MACRA and Quality Measures and How They Impact the FEC
As I’m sure you are aware by now, CMS and private payers are converting from a true Fee for Service reimbursement platform to a Quality Based reimbursement model. This process will take place under the Medicare Access and CHIP Reauthorization Act (MACRA) and will transition over a number of years, starting with tracking and reporting certain elements CMS feels will demonstrate “Quality” in 2017 to a series of reimbursement bonuses and reductions starting in 2019 - 2022. Private payers are also already transitioning to this model as well and several large carriers are requiring reporting of certain Clinical Quality Measures (CQM).
HOPD and independent owner operators under a Micro Hospital model currently seeing CMS patients need to be prepared now as tracking and reporting begins this year. Independent operators not currently seeing CMS patients may question the relevance to them. Several factors including competition, decreasing reimbursement, transition to a Micro Hospital or UC model in the future, and private payer transition to a Quality Based reimbursement model may force CMS participation in the near future. Preparation now will prevent delay and revenue loss for your practice. The potential financial impact is significant for the FEC as starting in 2019 there is a potential +4% / -4% bonus/penalty escalating to +9% / -9% in 2022.

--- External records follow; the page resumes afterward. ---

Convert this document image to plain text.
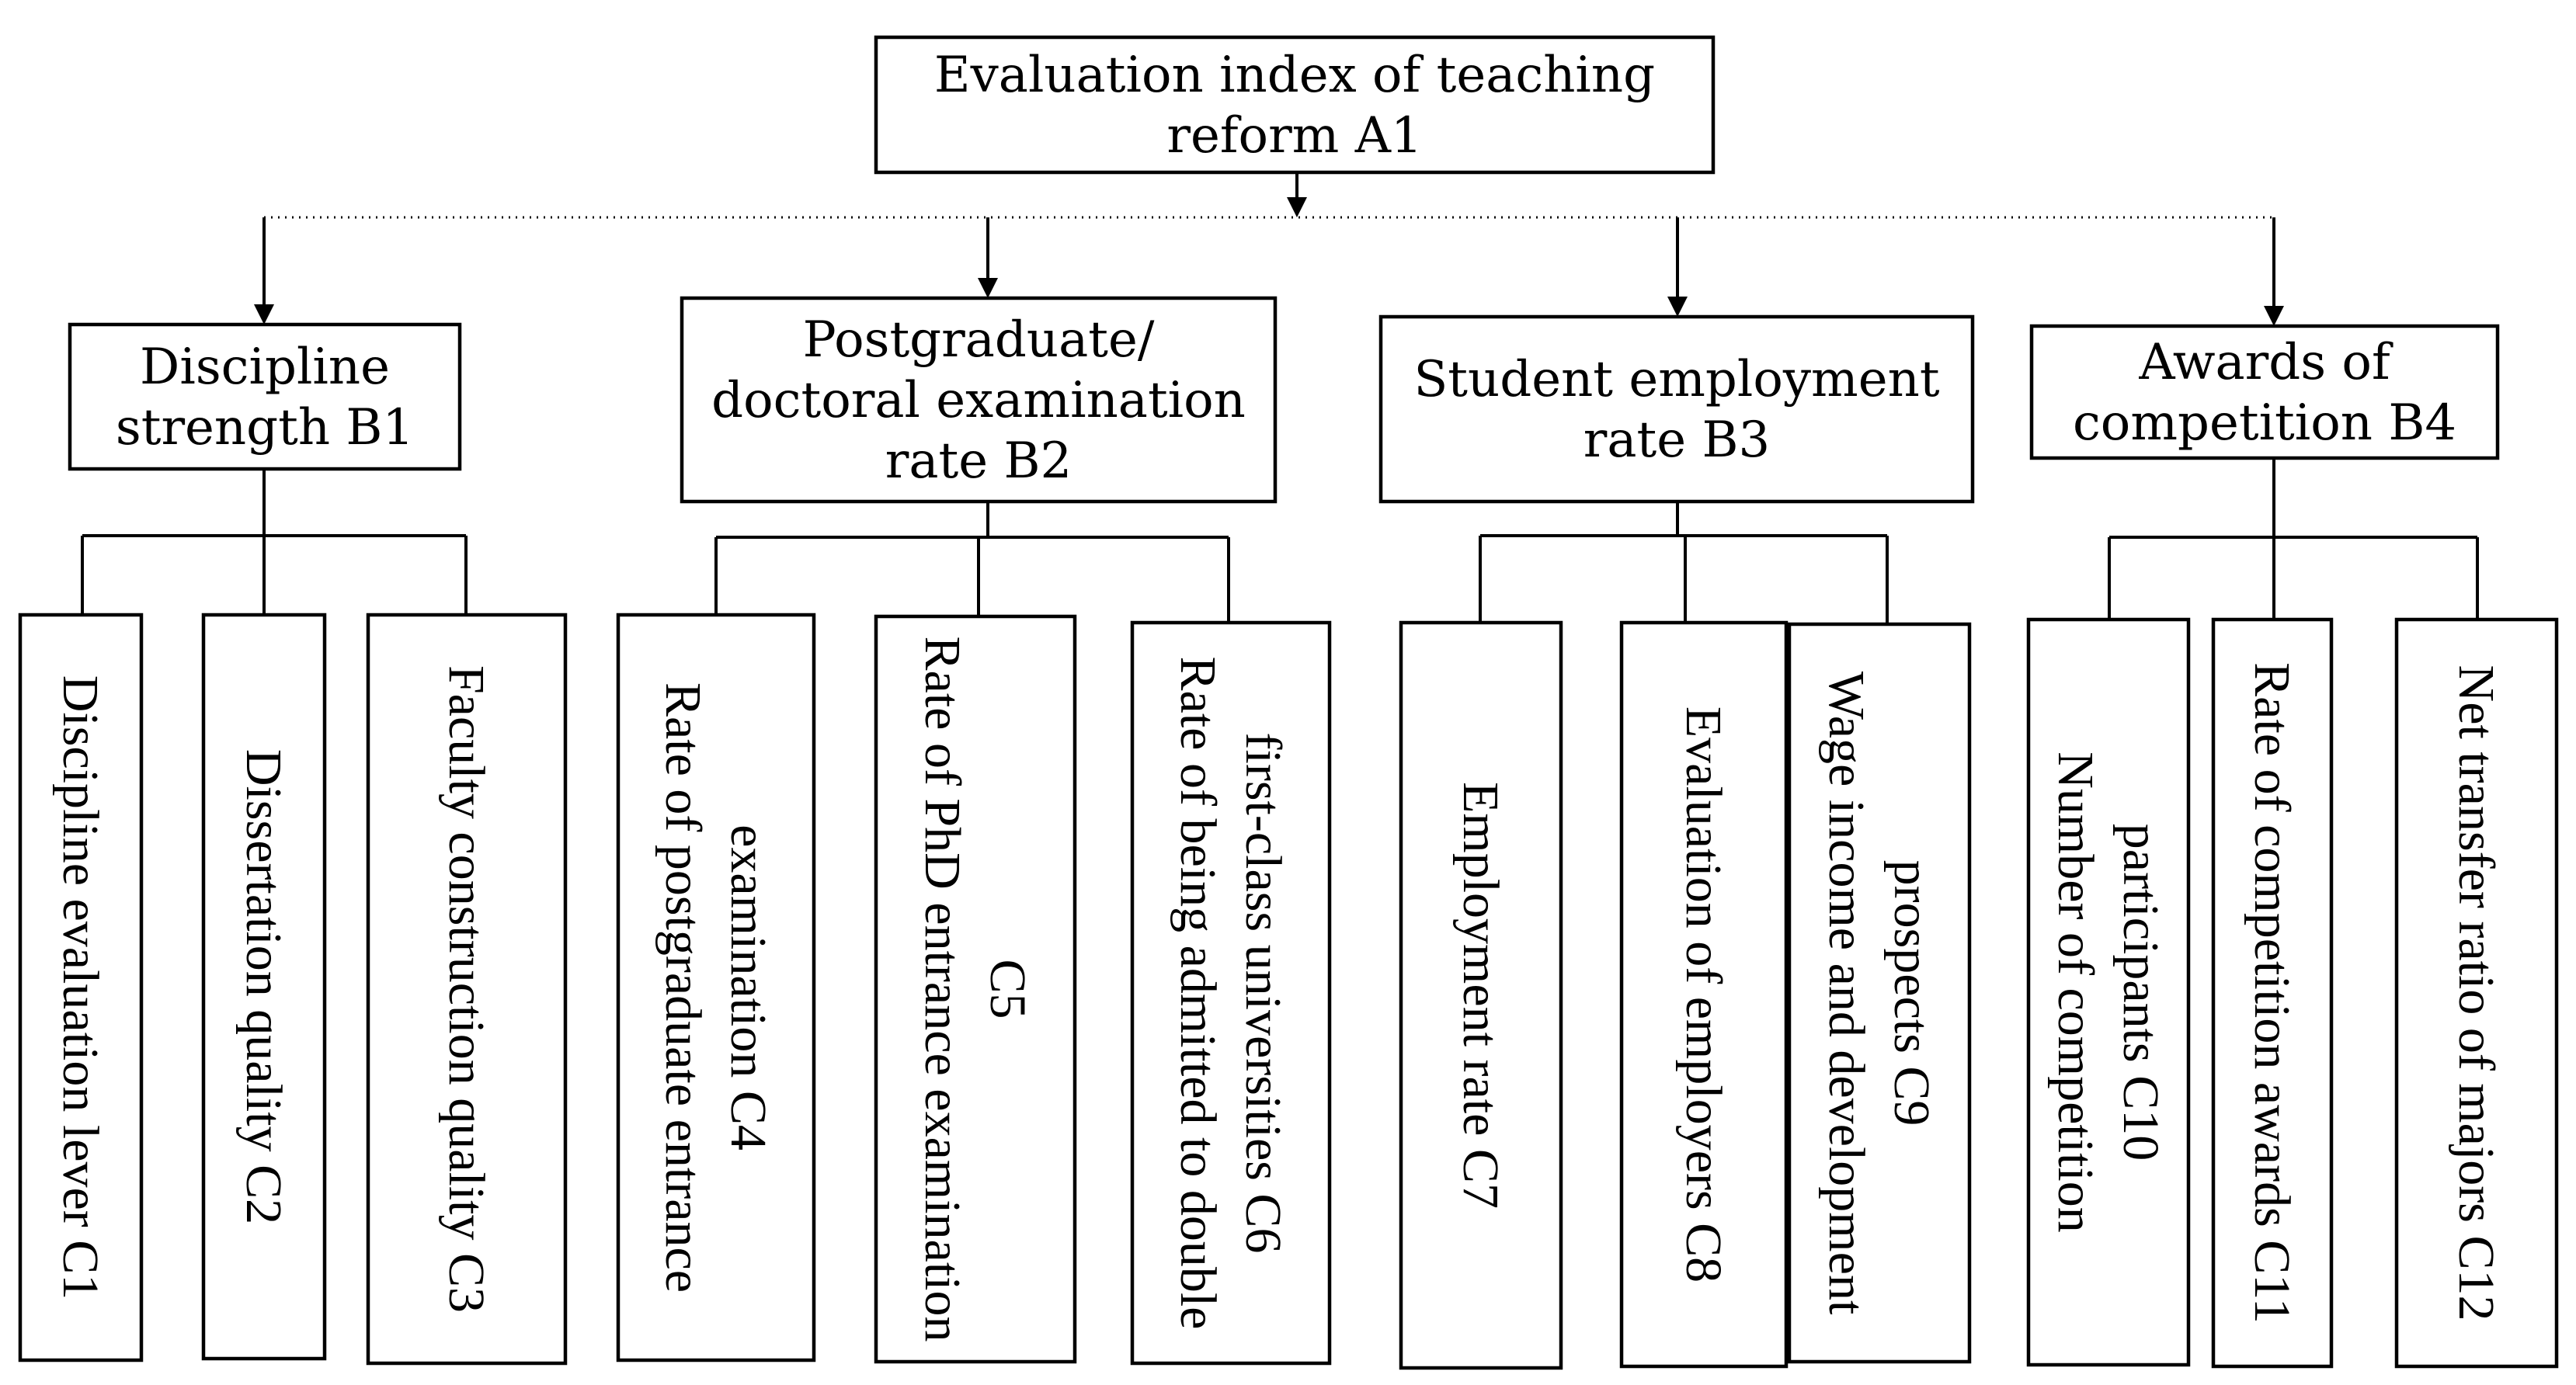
Evaluation index of teaching
reform A1
Discipline
strength B1
Discipline evaluation lever C1 Dissertation quality C2	Faculty construction quality C3
Postgraduate/
doctoral examination
rate B2
Rate of postgraduate entrance examination C4	Rate of PhD entrance examination C5	Rate of being admitted to double first-class universities C6
Student employment
rate B3
Employment rate C7	Evaluation of employers C8 Wage income and development prospects C9
Awards of
competition B4
Number of competition participants C10 Rate of competition awards C11	Net transfer ratio of majors C12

MACRA repeals the SGR Formula and sets up two alternative payment programs; MIPS and APM. MIPS is most applicable to the FEC environment and will create a composite score for each practice based upon reporting in 4 performance categories; Resource Use Measures to Reduce Cost, Clinical Practice Improvement Activities, Clinical Quality Measures (PQRS), and Advancing Care Information (EHR Meaningful Use). The composite score will be used to compare your practice to other similar practices and determine if you qualify for a bonus or penalty. Providers can report by one of 3 mechanisms to meet 2017 requirements and avoid 2019 penalties; report single metric for any time period, report more than one metric for full 90 days, or report all data in all categories for full 90 days.
The CQM required for reporting are a combination of the PQRS, Value-based Payment Modifier (VBPM), and Meaningful Use of EHR initiatives into one program. Practices seeing over 100 CMS patients per year or generating >$30,000 annual CMS revenue are eligible for participation. Practices are required to report 6 CQM across 3 of 6 Quality Domains, including one Outcome Measure. There are currently 13 PQRS CQM applicable to EM that may be utilized and ACEP has created a Qualified Clinical Data Registry (QCDR), CEDR, to aid in tracking and reporting and has added an additional approved 31 CQM to expand the list of relevant EM CQM. Capturing your CQM can be done through your EHR vendor and, if you participate in the ACEP CEDR, transferred directly to CEDR who will manage the reporting for your practice.
Information on applicable CQM, Quality Domains, and reporting requirements can be found at MARCA and CEDR.
Preparation now is the key to a successful transition to avoid potential revenue loss for your practice and discussion with your EHR vendor, Billing Company, CMS, and CEDR (if you elect to participate) is critical.